Sallie Mae Bank is preparing its first private student loan securitization of the year, according to rating agency reports.
The $551 million SMB Private Education Loan Trust 2016-A is the sponsor’s fifth term ransaction and the fourth transaction in which Sallie Mae Bank will be the servicer.
Fitch Ratings and Moody’s Investors Service expect to assign triple-A ratings to three tranches of senior notes that benefit from 19.6% credit enhancement; they will also assigned A/Aa3 ratings to a junior tranche of notes with 11.6% credit enhancement.
The notes are backed by private student loans originated by Sallie Mae; borrowers in the pool have a weighted average FICO score at origination of 747; 95% of the loans in the pool were made to four-year schools; 92% of the loans in the pool were co-signed. As of March 31, none of the loans were more than 30 days past due or involved in a bankruptcy proceeding.
Compared with recent previous SMB transactions, the 2016-A pool has a slightly higher percentage of loan in repayment status at 63%; however, the FICO score and co-signer percentages have remained over 740 and 90%, respectively. Fitch finds the quality of this pool on an aggregate basis to be largely consistent with those of recent transactions.
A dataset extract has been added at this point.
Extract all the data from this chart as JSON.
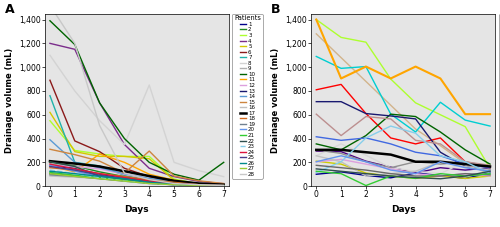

Moody’s cited Sallie Mae’s relative lack of servicing experience as a rating concern; it has only been servicing loans since splitting with Navient two years ago and has much smaller servicing size and scale. And until recently, Sallie Mae did not have the capability to collect on defaulted loans; these were sold to third parties at a significant discount. Beginning in November 2015 Sallie Mae began recovering defaulted loans using its own personnel. However they still plan to sell a portion of defaulted loans going forward and may decide to sell defaulted loans or collect on them depending on market conditions.